Deist bir yaklaşımı esas alan tabiatçı ekol, yaratıcı kudret olarak Tanrının varlığını kabul ettiği hâlde peygamberlik ve din kurumunu reddeder. Bu tutumu nedeniyle İslam düşünce tarihinde bir gelenek kurma olanağını bulamayan tabiatçı felsefenin, Câbir b. Hayyân diğeri Ebû Bekir Râzî olmak üzere iki temsilcisi literatürde kendilerine yer bulmuşlardır.
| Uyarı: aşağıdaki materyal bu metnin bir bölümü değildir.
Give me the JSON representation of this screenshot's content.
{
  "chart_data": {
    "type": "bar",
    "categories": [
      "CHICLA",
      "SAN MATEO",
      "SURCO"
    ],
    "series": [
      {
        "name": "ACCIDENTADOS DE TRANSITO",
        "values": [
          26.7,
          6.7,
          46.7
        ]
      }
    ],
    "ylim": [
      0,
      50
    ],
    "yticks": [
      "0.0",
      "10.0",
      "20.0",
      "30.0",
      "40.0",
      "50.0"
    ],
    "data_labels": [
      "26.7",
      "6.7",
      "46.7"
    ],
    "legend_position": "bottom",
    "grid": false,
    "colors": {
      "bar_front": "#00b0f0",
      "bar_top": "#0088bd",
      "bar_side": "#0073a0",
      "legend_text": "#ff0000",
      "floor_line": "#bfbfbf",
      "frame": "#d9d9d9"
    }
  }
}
İslam düşünce ve bilim tarihinde kimyanın kurucusu olarak tanınan Câbir b. Hayyân, âlemin sırlarını anlamanın yolunun kimyasal analizlerden geçtiğini ileri sürmüş; bu sırların kötüye kullanılabileceği kaygısıyla da düşünceleri gizemli ve mistik bir dille ifade etmiştir. Kaleme aldığı çok sayıdaki eserden az bir kısmı günümüze ulaşan bu tabiatçı/natüralist düşünür maddenin ana yapısının çözülebilmesi için felsefe taşının keşfedilmesi gerektiğine inanmaktaydı.
Tabiatçı felsefenin diğer temsilcisi olan Ebû Bekir Râzî ise İslam dünyasında yetişen en önemli tabip ve kimyacıdır. Âlemin var oluşunu Beş Ezeli İlke (El-Kudemâül Hamse) adını verdiği yaratıcı (Tanrı), nefis (ruh), heyûlâ (Madde), hâlâ (Mekân) ve dehr (Zaman) kavramlarıyla açıklayan Râzî, akıl gücü ve adalet duygusu sayesinde iyi-kötü, doğru-yanlış, güzel-çirkin, faydalı-zararlı ayırımını yapabilecek donanımda ve eşit konumda yaratılan insanların bir peygamberin rehberliğine ihtiyaç duymayacağını ileri sürerek din kurumunu gereksiz ve anlamsız bulmakta, ayrıca birçok çatışma ve savaşın nedeni olarak dini göstermektedir.